Facchino                       - Stamattina gli abbiamo dato da bere la Coca-Cola. E gli è piaciuta! (Via).

Whiteside                      - (guardando di nuovo attraverso le sbar­re) Ciao, ciao, ciao. Sono i compagni più deliziosi del mondo, John. Li voglio nella biblioteca con me. Portateli di là, per favore.

John                              - Subito. (Prende la gabbia).

Whiteside                      - Sarà bene dire a Sara che ordini due dozzine di gamberi.

John                              - Sissignore.

Whiteside                      - Non credo che si trovi facilmente il grasso di balena, in città...

Bradley                         - (entrando) Buonasera.

Whiteside                      - Oh, ecco quest'altro! (Bradley è entrato mentre John scompare nella biblioteca por­tando seco la gabbia).

Bradley                         - Ho trovato la porta aperta: così... Buon Natale.

Whiteside                      - Buon Natale. Buon Natale. Sapete per caso, se questa è la stagione delle anguille, dot­tore?

Bradley                         - Come?

Whiteside                      - No, niente. Sono stato stupido chie­dendolo a voi. (John torna dalla biblioteca chiuden­do accuratamente la porta).

John                              - Ho aperto un pochino quelle due sbarre, signor Whiteside... Mi pareva che stessero troppo stretti, lì dentro.

Whiteside                      - Grazie, John.

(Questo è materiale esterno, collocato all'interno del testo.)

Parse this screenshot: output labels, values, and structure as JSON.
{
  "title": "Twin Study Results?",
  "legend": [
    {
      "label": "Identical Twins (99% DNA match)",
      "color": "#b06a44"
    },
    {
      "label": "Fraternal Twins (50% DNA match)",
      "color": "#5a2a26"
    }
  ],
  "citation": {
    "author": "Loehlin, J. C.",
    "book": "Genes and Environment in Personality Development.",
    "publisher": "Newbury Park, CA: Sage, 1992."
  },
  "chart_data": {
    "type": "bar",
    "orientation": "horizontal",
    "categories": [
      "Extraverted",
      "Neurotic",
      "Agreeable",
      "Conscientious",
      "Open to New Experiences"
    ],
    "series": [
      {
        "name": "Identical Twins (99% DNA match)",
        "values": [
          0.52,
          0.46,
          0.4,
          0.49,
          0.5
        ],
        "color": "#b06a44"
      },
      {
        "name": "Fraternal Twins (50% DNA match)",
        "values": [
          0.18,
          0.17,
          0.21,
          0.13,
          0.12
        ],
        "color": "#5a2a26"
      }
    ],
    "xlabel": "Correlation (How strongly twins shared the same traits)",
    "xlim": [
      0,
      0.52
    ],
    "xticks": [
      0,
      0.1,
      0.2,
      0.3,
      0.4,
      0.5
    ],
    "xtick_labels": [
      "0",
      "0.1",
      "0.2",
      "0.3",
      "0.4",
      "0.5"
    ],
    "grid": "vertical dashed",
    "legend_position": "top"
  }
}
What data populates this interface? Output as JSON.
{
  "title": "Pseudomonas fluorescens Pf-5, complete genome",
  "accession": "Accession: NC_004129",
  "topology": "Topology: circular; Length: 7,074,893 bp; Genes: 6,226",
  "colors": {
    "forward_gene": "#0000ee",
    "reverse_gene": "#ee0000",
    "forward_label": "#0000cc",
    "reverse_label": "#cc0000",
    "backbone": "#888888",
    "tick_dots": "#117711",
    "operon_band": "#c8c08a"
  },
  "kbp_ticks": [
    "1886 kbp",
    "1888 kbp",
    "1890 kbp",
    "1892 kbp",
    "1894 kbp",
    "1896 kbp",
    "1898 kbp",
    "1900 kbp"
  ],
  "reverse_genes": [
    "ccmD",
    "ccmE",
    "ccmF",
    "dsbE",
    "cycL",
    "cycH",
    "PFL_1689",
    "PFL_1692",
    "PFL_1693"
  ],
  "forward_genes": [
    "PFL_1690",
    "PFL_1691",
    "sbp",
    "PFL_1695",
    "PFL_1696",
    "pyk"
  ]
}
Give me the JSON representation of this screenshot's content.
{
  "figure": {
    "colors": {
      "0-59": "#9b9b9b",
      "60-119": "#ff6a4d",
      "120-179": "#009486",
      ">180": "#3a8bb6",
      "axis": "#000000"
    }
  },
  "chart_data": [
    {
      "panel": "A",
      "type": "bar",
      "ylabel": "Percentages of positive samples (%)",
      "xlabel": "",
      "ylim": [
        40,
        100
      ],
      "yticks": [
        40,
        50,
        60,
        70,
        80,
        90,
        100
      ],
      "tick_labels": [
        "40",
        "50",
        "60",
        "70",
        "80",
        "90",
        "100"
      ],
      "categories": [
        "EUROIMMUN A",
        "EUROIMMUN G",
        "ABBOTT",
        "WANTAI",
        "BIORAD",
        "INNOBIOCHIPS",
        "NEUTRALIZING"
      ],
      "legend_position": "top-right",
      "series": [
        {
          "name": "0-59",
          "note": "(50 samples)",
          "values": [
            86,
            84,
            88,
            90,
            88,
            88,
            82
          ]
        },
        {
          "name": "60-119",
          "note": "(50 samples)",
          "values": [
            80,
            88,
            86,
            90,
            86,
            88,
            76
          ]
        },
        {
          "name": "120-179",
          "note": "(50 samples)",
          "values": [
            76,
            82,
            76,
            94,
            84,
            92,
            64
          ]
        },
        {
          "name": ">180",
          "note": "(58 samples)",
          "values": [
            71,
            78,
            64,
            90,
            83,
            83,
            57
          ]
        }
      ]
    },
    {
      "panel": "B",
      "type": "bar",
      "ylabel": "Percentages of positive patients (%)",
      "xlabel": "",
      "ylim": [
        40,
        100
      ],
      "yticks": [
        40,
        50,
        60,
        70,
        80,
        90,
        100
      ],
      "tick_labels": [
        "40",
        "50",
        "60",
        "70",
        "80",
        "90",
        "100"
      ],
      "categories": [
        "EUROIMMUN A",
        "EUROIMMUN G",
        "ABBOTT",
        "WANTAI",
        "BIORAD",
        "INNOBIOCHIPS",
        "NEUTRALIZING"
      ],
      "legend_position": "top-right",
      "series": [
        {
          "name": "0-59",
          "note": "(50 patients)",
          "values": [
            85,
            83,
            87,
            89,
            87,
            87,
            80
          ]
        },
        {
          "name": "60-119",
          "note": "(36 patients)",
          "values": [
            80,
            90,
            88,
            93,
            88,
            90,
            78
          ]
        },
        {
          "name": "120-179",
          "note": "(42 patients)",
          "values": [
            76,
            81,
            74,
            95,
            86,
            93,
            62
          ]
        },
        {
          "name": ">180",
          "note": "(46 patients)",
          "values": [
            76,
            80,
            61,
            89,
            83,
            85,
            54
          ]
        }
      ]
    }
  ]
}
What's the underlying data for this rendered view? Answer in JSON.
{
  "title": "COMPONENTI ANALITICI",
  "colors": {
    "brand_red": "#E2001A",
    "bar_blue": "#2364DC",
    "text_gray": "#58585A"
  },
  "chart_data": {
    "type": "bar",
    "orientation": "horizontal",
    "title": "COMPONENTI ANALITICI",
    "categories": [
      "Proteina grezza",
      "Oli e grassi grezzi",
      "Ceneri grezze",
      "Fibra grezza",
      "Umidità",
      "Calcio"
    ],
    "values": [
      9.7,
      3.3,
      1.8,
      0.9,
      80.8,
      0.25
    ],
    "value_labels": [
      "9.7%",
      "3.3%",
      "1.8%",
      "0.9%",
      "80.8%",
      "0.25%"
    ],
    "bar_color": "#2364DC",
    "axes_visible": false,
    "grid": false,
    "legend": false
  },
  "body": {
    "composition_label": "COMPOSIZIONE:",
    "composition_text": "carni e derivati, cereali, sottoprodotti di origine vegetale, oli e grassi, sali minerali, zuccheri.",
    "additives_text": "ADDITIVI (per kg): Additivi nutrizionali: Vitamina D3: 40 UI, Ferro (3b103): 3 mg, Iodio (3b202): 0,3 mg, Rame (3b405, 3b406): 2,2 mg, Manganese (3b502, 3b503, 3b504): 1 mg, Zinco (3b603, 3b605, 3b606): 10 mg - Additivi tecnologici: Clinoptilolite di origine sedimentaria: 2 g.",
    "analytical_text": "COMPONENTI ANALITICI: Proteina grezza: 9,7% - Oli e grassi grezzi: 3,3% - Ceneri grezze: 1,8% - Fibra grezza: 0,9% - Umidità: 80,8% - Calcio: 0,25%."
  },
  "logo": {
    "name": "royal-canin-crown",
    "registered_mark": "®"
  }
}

Bradley                         - Signor Whiteside... (John esce por­tando via delle federe).

Whiteside                      - Arrivederci, dottore. Mi spiace che siate venuto proprio in questo momento. Debbo fa­re il mio esercizio Yogi. (Incrocia le braccia, si ap­poggia alla spalliera e chiude gli occhi).

Bradley                         - Ma è passata già una settimana, signor Whiteside. Il mio libro... Quando cominciamo a la­vorare?

Whiteside                      - (si mette un dito sulle labbra).

Bradley                         - Speravo che oggi... (Si interrompe ve­dendo entrare miss Preen dal fondo a destra).

Bradley                         - Buonasera, miss Preen.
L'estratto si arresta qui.